Mesmo 25 anos depois do massacre, não há avanços significativos que possam ser comemorados a respeito da segurança dos camponeses brasileiros. É o que afirma Isolete Wichinieski, da coordenação nacional da Comissão Pastoral da Terra (CPT), em entrevista à Sputnik Brasil nesta terça-feira (20).
"Por parte do governo federal, principalmente, em vez de encerrar os conflitos, ele tem acirrado os conflitos. […] A segurança para as comunidades é ter terra, é ter água, é ter seu território preservado e garantido, para que elas possam existir neste espaço. A segurança diz respeito a isso. Mas quem tenta garantir a segurança do seu próprio território são as comunidades, em vez de ser uma ação do governo. O governo se coloca como inimigo dos povos do campo", afirma Wichinieski.
Conflitos aumentaram 30% em 2020, diz especialista
Desde 1985 até 2019, período com dados levantados pela CPT, foram mais de 50 massacres no Brasil conduzidos contra 251 indígenas, ribeirinhos, trabalhadores sem terra e pessoas de toda a diversidade dos povos camponeses brasileiros. Segundo Wichinieski, a Amazônia Legal e o Nordeste são as áreas do território nacional que mais concentram conflitos contra camponeses. Entre os estados, o Pará é o que apresenta mais conflitos, seguido por Rondônia, Mato Grosso e Maranhão.
"Em alguns municípios até se consegue articulação junto às prefeituras, mas são poucos os municípios que facilitam este processo de políticas específicas para comunidades camponesas. […] As comunidades têm cada vez menos segurança", diz a especialista.
Segundo os dados mais recentes do Centro de Documentação Dom Tomás Balduino, da CPT, foram 18 mortes por violência contra trabalhadores do campo no Brasil em 2020. Elas ocorreram em nove estados: Acre (uma morte), Amazonas (cinco), Bahia (uma), Maranhão (cinco), Pará (uma), Paraná (uma), Rio de Janeiro (uma), Rondônia (uma) e Roraima (duas).
"Em 2020 tivemos aumento de 30% nos conflitos por terra. Tivemos uma redução no número de assassinatos, mas também tivemos a entrada tanto do agronegócio como de madeireiros e mineradoras sobre comunidades e povos tradicionais. Mais de 80 mil famílias tiveram suas terras invadidas por estes setores", destaca Wichinieski.
'Ninguém quer aquilo que não é de seu direito', afirma Wichinieski.
A especialista ressalta que, quando se fala em violência contra as comunidades camponesas, não se trata apenas de assassinatos e agressões físicas.
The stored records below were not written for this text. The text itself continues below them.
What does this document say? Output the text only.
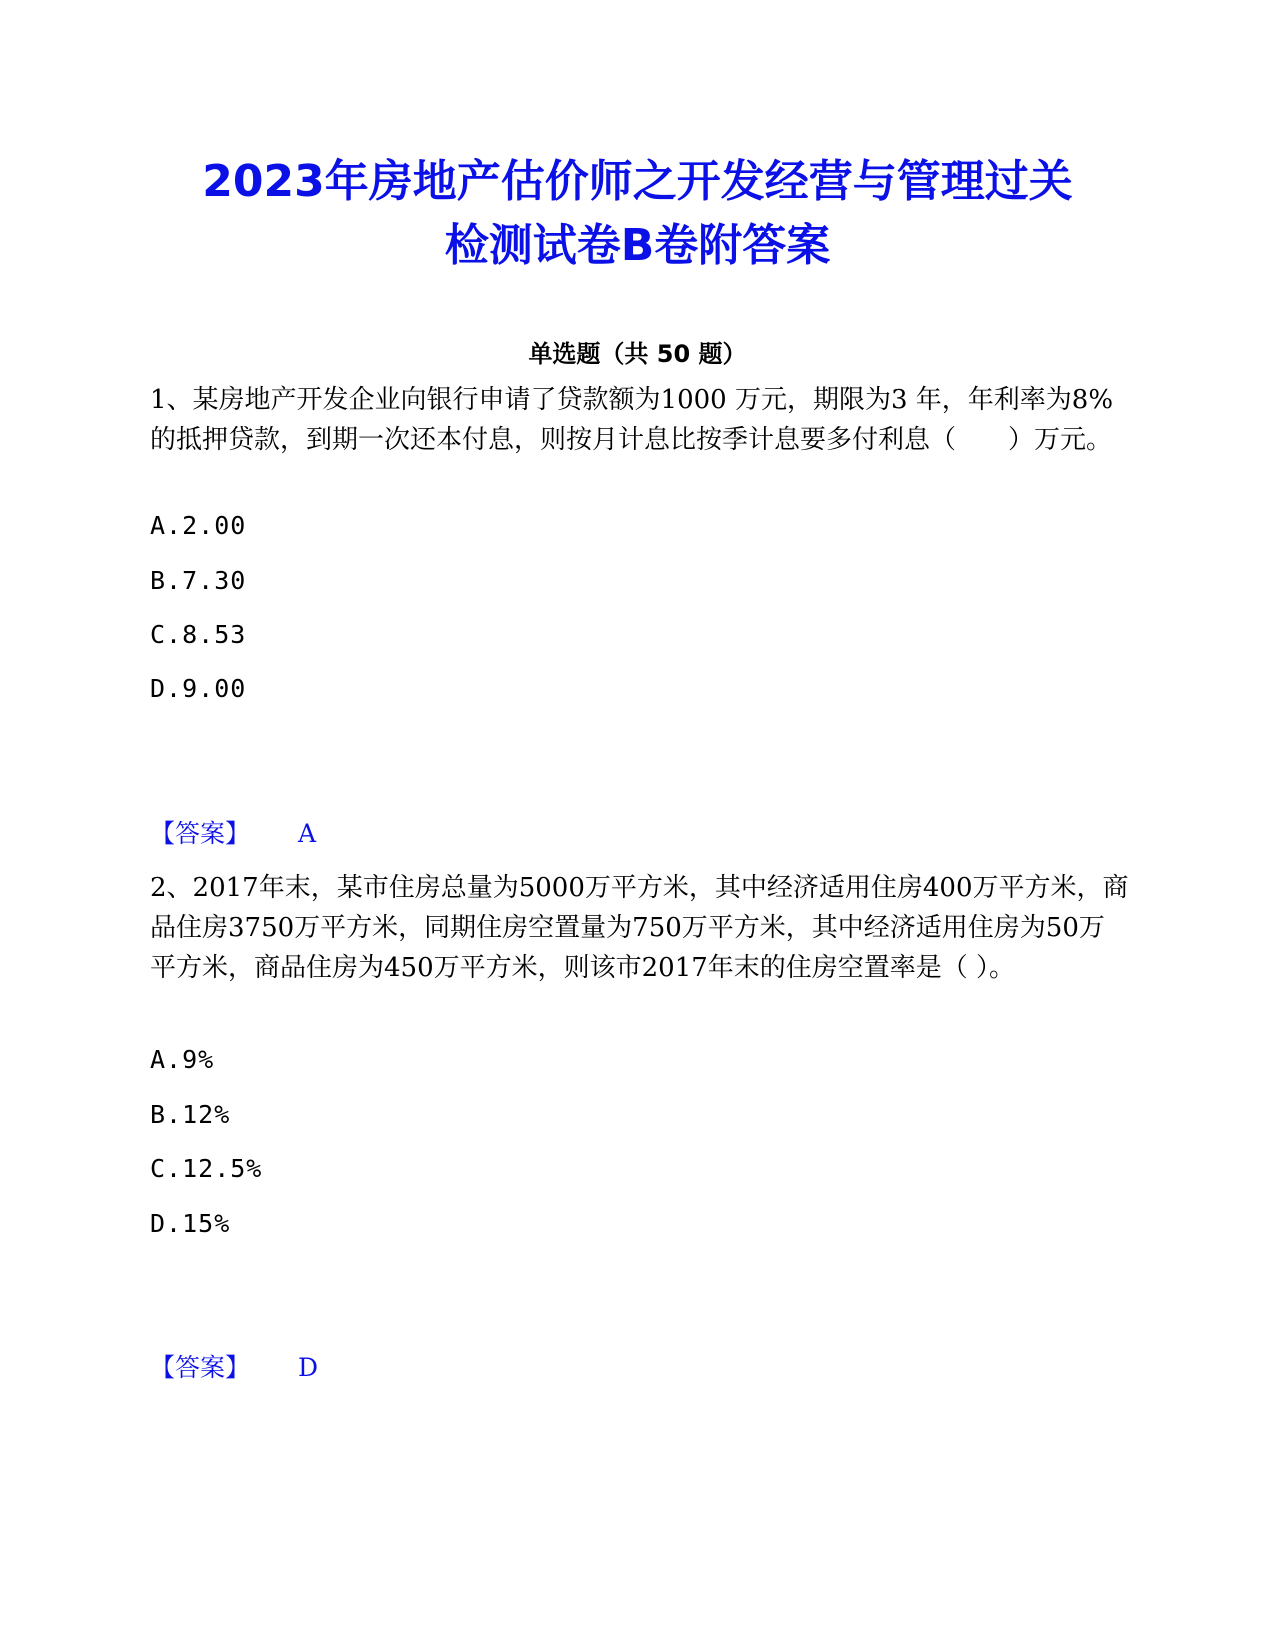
2023年房地产估价师之开发经营与管理过关
检测试卷B卷附答案
单选题（共 50 题）
1、某房地产开发企业向银行申请了贷款额为1000 万元，期限为3 年，年利率为8%的抵押贷款，到期一次还本付息，则按月计息比按季计息要多付利息（　　）万元。
A.2.00
B.7.30
C.8.53
D.9.00
【答案】 A
2、2017年末，某市住房总量为5000万平方米，其中经济适用住房400万平方米，商品住房3750万平方米，同期住房空置量为750万平方米，其中经济适用住房为50万平方米，商品住房为450万平方米，则该市2017年末的住房空置率是（ ）。
A.9%
B.12%
C.12.5%
D.15%
【答案】 D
A expropriação de terras e águas, a destruição de plantações e roças, a devastação do ambiente, com a poluição de terras e águas pela monocultura, são bastante frequentes, assim como a violência psicológica, com ameaças e tortura.
Além da violência, agricultores lutam também contra a redução do crédito e a diminuição de programas de incentivo à agricultura familiar, como o PNAE (Programa Nacional de Alimentação Escolar), que não facilita mais a introdução dos produtos produzidos pelos camponeses no mercado.
"A partir de 2000, com o boom do agronegocio, com o avanço do capital sobre o campo, as comunidades e povos tradicionais começaram a ser mais impactados diretamente. Nos últimos dois anos, observamos um aumento significativo de assassinatos contra comunidades de assentados e sem terra. Mas em sua maioria a violência atinge as comunidades indígenas, que se colocam em enfrentamento ao capital e às ações genocidas do governo federal", avalia a especialista.
Para Wichinieski, a impunidade é um dos principais problemas enfrentados pelos trabalhadores do campo no Brasil. Casos de trabalho escravo e até mesmo de assassinatos muitas vezes acabam arquivados sem que haja punição aos responsáveis.
Além disso, é preciso reduzir a desigualdade social e os índices de pobreza. Para isso, a melhor solução, segundo ela, é garantir um acesso democrático à terra.
"Os conflitos poderiam ser amenizados se as comunidades e povos tradicionais tivessem seus territórios garantidos. Ninguém quer aquilo que não é de seu direito", finaliza Wichinieski.